My brother, Ben, was cursed to be first born and missed out on a lot to take care of me. (He also took a lot of physical abuse that was meant for me.) Mom liked to hit. Moreover, she wanted to see us cry. Ben and I both got to the point where we wouldnt cry. Wed be damned if we would give her the satisfaction of seeing tears. Our grandma helped out a lot, but she only knew about half of the story. We knew better than to talk about it. We both had a couple of friends that were allowed to come into the house, and they were sworn to secrecy. Our house wasnt in great condition. The kitchen was literally coming off the house; it seemed like Dad had rigged the foundation with jacks somehow, but Im not completely sure of that. We had a basement that constantly flooded and had to be pumped out, making our yard a soggy mess that you really couldnt play in.
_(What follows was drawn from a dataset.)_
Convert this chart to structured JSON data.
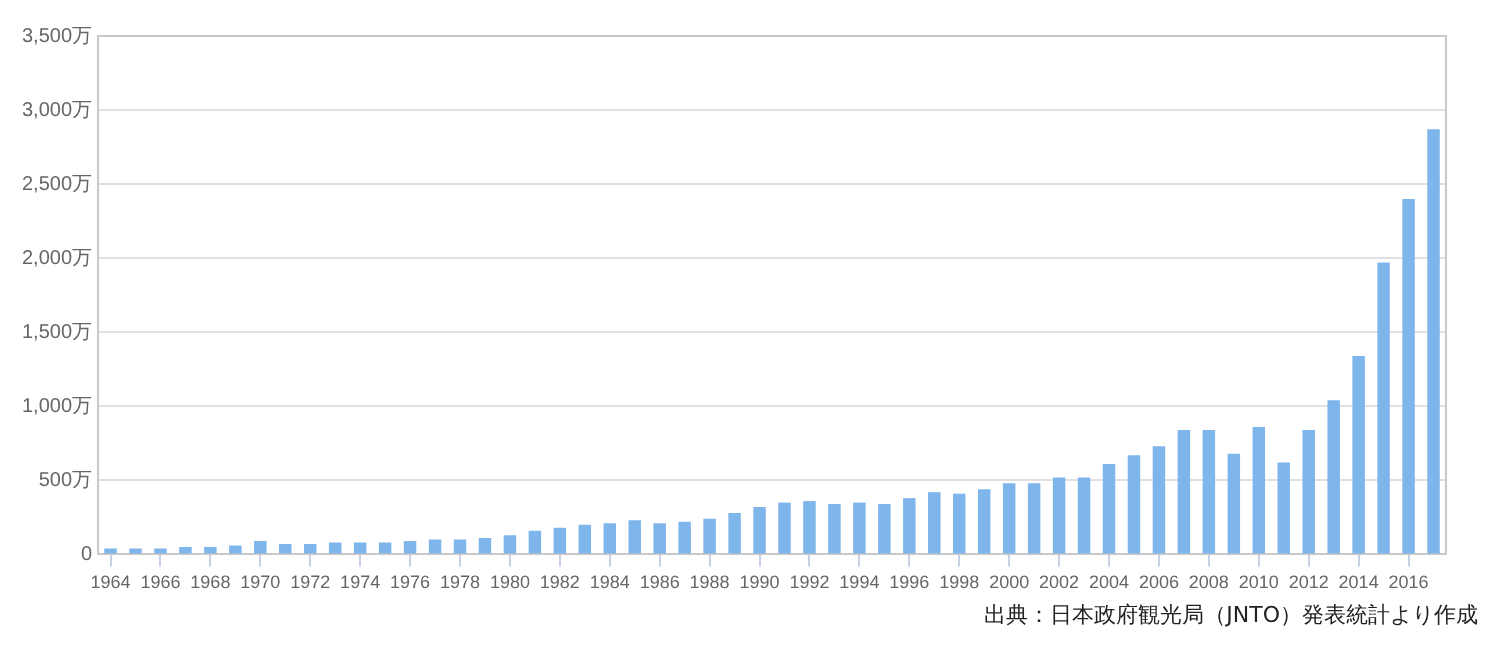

Ben had a room, and Dad had a room. My mom usually slept on the couch, and I had a makeshift room in our walk-through den. I mostly slept with dad anyway. Ben was the oldest, so he of course got the other room. He also somehow worked full time at a fast food place and went to school. His grades werent perfect, but if he had had more encouragement, he would have been a straight A student. He was in FFA and was really good at public speaking, a trait that I think he still uses to this day that works to his advantage. He is honestly one of the smartest people that I know. Im talking about med school smart. I remember being heartbroken when he moved out as soon as he turned 18. I couldnt blame him though.